Enter Saul, a young man made of the stuff God needed but, unfortunately, fighting for the wrong side at this point. But, from God’s perspective, he was already a marked man.
God let him run with his hate campaign a little longer while He set the stage for Saul’s transfer from darkness to light.

From his perspective, Saul was fighting for God. On hindsight, he described himself as a Pharisee of the Pharisees, with an unquenchable zeal for God. He was willing to go as far as murder to protect what he considered to be the truth about God. He was the one-man audience that was applauding the crazy mob that killed Stephen. But God was right there, biding His time for the moment of His personal encounter with Saul.

In the meantime, the battle continued to rage between light and darkness. The more the agents of the dark realm of religious fanaticism struck at the children of light, the more the message spread and the church grew. Persecution had not driven the church underground — it had spread the fire beyond the confines of Jerusalem into the neighbouring half-breed nation of Samaritans.

The Jews despised the Samaritans because they were the result of intermarriage between Jews and Gentiles. When Assyria conquered Samaria in 722 BC, they carried off some of the people into captivity and repopulated the area with people displaced from other conquered nations.

But the old hatred was swallowed up by a new love. Such was the transformation of these Jewish believers that they willingly shared the Message of Jesus with the very people they had previously hated and avoided so that a whole Samaritan city was affected.

Philip, another of the men chosen to distribute food parcels to the suffering widows in Jerusalem, surfaced as a powerful witness to this new Way. Like Stephen, he was at the centre of the action, with miracles of healing and deliverance going on apace. He had to flee from Jerusalem with the other believers to escape Saul’s murderous assault on the church but, instead of disappearing, he was at the headwaters of a flood of missionary activity.

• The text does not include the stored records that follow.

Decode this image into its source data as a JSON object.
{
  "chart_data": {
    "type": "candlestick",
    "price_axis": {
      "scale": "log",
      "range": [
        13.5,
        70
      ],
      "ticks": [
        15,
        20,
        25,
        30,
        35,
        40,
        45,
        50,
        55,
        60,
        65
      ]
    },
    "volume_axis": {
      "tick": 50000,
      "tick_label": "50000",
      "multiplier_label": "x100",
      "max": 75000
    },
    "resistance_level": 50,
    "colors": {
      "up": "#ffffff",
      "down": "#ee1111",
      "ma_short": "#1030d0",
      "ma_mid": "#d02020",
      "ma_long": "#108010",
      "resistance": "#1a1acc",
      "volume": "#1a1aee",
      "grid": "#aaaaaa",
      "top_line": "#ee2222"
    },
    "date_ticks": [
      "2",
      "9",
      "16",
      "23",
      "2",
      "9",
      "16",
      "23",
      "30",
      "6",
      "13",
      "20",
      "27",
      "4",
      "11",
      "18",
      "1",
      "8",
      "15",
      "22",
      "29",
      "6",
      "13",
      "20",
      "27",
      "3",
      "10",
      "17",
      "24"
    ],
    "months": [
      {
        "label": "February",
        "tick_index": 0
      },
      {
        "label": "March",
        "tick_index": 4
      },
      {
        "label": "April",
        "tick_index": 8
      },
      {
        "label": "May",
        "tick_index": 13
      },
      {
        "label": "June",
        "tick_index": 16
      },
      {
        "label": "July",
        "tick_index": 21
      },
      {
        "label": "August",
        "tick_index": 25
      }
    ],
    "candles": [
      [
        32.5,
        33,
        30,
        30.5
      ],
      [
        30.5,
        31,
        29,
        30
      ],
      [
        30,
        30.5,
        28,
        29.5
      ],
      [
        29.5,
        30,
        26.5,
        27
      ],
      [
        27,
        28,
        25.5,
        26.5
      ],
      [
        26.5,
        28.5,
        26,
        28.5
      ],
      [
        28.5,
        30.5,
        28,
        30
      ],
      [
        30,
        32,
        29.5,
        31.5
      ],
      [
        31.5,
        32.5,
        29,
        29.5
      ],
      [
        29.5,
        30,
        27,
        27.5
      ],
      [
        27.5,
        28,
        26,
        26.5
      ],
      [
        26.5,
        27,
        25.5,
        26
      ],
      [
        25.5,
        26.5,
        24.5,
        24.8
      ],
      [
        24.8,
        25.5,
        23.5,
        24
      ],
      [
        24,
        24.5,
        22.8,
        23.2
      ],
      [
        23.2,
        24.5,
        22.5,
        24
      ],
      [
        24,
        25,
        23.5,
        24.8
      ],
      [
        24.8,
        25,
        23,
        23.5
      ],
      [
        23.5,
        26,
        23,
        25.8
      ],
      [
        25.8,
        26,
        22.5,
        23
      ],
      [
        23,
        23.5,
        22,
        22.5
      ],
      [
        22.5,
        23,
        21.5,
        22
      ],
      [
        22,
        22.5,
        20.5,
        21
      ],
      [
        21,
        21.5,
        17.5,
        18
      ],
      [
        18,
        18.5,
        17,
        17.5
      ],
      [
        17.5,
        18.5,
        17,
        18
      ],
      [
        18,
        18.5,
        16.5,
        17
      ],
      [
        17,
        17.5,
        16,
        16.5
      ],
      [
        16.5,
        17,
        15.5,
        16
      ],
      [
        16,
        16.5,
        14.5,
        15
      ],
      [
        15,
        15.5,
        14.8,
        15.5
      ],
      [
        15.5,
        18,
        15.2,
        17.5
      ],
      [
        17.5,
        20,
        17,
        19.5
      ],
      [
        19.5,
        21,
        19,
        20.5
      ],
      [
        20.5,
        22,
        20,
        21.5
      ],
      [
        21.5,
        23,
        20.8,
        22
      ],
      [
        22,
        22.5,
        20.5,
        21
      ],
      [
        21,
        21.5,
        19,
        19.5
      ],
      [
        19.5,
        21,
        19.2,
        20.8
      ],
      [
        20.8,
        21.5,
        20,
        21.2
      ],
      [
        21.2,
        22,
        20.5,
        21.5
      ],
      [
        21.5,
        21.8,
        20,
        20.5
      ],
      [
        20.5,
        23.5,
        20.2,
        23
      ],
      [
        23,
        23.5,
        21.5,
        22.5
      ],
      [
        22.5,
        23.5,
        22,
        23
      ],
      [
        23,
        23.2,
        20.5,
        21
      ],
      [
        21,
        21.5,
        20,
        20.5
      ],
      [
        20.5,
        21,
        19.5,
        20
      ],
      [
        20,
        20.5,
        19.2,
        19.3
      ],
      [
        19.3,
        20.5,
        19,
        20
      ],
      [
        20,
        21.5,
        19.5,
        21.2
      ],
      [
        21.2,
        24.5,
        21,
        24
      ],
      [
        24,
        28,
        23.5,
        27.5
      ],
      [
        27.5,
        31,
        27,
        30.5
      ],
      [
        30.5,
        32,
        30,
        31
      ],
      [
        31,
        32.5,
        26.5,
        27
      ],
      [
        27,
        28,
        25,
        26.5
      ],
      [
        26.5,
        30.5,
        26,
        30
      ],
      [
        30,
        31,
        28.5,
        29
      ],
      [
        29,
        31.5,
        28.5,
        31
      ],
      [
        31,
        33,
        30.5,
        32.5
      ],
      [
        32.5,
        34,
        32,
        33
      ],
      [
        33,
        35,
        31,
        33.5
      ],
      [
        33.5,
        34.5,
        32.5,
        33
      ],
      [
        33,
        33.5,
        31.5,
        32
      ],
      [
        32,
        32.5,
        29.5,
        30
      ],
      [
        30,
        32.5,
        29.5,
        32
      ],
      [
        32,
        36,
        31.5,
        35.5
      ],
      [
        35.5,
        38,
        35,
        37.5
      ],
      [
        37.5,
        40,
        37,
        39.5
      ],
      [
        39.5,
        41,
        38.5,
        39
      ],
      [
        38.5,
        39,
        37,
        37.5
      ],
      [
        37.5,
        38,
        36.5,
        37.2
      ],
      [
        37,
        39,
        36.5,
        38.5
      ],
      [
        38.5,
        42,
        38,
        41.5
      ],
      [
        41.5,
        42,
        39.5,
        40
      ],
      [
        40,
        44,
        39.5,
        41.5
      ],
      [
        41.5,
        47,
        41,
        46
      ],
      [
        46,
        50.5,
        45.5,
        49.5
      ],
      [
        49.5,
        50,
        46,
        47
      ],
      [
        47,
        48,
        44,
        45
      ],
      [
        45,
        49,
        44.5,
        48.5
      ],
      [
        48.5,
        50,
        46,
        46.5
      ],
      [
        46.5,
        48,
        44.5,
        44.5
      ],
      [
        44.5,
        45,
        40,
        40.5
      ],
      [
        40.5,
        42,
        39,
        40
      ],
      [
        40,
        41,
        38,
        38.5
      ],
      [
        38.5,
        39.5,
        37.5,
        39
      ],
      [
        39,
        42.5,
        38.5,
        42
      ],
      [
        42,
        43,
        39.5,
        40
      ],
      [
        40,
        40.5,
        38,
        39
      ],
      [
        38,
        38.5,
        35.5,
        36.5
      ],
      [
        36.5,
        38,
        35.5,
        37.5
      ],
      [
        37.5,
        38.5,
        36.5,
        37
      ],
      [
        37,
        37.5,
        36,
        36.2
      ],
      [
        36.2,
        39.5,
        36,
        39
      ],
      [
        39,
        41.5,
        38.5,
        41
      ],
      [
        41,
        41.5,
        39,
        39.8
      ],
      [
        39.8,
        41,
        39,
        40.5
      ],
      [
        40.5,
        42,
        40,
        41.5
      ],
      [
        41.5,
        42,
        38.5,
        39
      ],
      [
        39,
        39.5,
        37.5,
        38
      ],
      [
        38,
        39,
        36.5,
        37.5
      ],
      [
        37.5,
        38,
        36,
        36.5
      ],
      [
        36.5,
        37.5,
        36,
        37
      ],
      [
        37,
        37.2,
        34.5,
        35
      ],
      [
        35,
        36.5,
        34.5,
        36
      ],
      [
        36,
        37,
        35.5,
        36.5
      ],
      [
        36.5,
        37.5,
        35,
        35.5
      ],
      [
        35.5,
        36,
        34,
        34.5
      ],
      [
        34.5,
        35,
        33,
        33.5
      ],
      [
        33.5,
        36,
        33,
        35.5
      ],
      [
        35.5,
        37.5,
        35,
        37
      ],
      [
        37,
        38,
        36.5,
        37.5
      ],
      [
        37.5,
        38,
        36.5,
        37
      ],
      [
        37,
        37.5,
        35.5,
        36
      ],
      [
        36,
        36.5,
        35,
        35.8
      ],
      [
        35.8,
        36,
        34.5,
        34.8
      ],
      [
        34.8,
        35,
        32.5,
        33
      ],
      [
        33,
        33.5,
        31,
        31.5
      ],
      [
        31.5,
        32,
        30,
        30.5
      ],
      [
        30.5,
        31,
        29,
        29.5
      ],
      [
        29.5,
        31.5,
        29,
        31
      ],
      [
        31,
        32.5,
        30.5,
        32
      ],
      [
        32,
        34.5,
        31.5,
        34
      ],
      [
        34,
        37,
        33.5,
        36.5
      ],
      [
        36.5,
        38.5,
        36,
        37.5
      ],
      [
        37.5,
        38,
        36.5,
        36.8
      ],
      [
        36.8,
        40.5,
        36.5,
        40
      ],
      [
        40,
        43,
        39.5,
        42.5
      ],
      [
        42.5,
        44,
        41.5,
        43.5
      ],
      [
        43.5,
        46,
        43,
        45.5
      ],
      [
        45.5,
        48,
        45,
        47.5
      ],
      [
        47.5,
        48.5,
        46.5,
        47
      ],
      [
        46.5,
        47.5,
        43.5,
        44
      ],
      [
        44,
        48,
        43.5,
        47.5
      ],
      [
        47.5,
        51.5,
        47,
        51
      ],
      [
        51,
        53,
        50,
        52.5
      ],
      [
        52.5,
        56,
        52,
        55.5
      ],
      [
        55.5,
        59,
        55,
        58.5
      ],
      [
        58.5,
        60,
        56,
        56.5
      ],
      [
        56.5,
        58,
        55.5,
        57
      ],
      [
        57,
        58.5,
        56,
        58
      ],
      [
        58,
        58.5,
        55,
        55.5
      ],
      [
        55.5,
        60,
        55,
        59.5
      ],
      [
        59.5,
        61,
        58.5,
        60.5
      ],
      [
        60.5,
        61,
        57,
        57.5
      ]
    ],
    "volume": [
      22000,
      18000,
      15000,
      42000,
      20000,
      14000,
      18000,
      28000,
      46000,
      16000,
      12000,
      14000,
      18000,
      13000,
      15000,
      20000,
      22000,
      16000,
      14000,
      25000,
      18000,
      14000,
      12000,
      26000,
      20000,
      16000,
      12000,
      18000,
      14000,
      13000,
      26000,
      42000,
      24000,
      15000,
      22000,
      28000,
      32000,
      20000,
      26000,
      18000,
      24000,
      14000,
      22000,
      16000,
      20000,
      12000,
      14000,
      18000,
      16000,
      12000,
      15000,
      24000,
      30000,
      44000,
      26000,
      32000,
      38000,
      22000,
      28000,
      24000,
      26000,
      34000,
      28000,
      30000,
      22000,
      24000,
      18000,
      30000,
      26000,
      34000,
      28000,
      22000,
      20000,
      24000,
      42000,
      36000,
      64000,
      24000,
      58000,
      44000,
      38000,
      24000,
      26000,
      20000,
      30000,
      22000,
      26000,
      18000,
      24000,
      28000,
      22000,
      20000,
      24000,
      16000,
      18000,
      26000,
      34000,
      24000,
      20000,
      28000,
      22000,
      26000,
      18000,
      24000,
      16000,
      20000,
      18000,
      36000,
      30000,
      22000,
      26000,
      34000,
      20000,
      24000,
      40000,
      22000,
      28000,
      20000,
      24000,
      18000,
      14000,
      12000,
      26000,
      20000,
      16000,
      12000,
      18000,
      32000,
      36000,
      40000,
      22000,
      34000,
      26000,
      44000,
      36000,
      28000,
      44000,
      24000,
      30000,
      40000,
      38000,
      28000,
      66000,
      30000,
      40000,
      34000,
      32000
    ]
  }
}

The phenomenal spread of “The Way”, as it was called, must have driven Saul into a frenzy. Far from curbing the growth of the church, he contributed to its spread. These people could not be silenced or stopped. Like a cancer, they infiltrated every corner of society and brought an unstoppable joy to the city!

What is it that has dampened the activity of God so effectively that we see little of the early power and growth of the church today? As I have moved slowly through Acts, one thing is becoming clearer. Every problem that surfaced in the church threatened their unity and every solution restored unity.

What if church leaders today recognised their responsibility to foster and protect unity? What if humility and submission became the priority of every leader and every member in the local church? What if pastors and preachers became more serious about their function than their title? What if they focussed less on being “bosses “and more on being servant-leaders?

What if “Christians” became true followers of Jesus? Would we see the power of God at work again now as it was then?